Assim, o personagem vai se mostrando impulsivo, autoritário e tarda até Priscilla ver quem a construiu: seu cabelo, visual e comportamento era subordinado e dominado por Elvis. Há semelhança aqui com o longa Maria Antonieta (2006), em que Coppola nos apresenta a existência de regras rígidas e etiquetas normativas para a mulher do século XVIII, sobretudo a própria rainha, reiterando o espaço de existência da mulher no matrimônio, mais amplamente, no patriarcado como aprisionante e contraditoriamente desejante, sedutor e manipulativo. Retornando a Priscilla (2023), outro elemento importante é a construção das cenas em que Priscilla reage e resiste a violência: há um caráter repressivo até mesmo em suas reações, sendo contido, tímido, podendo desagradar o espectador que esperava mais intensidade como resposta. 

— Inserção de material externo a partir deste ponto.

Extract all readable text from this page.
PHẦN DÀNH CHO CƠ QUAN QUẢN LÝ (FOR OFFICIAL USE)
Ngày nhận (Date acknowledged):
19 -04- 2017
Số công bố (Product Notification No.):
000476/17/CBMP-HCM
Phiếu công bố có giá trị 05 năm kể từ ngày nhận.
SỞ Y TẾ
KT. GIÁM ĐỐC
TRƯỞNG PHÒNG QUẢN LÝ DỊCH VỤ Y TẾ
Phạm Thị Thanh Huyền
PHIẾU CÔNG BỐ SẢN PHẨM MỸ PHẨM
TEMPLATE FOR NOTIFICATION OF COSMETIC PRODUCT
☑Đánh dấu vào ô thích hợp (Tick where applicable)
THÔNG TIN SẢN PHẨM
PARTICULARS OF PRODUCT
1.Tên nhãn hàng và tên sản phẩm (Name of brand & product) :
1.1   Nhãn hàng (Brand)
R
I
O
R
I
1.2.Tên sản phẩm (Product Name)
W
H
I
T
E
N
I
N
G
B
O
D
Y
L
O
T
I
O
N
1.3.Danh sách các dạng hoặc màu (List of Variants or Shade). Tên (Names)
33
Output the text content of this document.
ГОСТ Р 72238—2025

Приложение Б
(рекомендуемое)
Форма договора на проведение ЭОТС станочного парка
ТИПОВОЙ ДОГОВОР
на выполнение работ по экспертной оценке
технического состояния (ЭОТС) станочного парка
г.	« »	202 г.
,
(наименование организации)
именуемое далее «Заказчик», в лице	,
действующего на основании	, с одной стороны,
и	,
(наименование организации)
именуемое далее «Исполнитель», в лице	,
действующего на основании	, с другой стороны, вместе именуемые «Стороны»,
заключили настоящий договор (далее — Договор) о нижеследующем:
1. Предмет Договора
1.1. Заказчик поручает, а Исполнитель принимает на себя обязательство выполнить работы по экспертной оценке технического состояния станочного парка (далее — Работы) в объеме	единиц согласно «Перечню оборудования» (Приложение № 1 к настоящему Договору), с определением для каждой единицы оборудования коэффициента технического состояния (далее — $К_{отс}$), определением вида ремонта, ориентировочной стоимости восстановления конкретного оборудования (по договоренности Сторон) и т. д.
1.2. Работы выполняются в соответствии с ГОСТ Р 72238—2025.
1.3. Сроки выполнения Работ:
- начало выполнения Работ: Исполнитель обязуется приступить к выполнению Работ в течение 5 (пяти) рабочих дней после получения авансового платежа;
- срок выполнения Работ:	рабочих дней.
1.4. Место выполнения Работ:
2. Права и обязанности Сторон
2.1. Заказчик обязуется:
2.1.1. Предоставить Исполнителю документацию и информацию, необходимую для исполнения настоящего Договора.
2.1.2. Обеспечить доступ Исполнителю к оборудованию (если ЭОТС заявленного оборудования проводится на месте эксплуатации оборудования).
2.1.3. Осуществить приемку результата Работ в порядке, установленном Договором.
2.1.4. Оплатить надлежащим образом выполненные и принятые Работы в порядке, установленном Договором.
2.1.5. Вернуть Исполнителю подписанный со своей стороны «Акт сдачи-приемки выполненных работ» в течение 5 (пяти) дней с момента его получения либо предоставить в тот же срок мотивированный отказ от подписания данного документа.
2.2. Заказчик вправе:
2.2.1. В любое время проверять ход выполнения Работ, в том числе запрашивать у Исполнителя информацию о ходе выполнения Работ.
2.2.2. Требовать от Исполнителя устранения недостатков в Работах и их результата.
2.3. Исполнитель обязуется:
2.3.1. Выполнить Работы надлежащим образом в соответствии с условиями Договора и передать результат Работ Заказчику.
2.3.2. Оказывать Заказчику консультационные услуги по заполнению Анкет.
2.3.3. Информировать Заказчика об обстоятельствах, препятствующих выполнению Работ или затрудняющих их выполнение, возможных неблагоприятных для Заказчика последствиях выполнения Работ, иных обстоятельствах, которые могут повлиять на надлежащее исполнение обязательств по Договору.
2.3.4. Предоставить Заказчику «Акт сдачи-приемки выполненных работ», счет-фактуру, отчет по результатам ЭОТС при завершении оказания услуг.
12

Por fim, a “linha exponencial” da relação se torna cada vez mais decrescente até o momento final do filme, quando Priscilla toma consciência de que aquele que deve construir sua narrativa, seu ser e desejos é si mesma. Coppola finaliza o longa de maneira genial: com a separação do casal como escolha e desejo de Priscilla não por outro homem, mas para ter vida própria. Escolha difícil, não somente pela relação de abusiva dependência, mas também pelas memórias registradas e fantasias frustradas. Coppola insere Priscilla na última cena do longa de maneira simbólica: ela sai da mansão de Elvis e entra em seu carro para conduzir sua própria vida.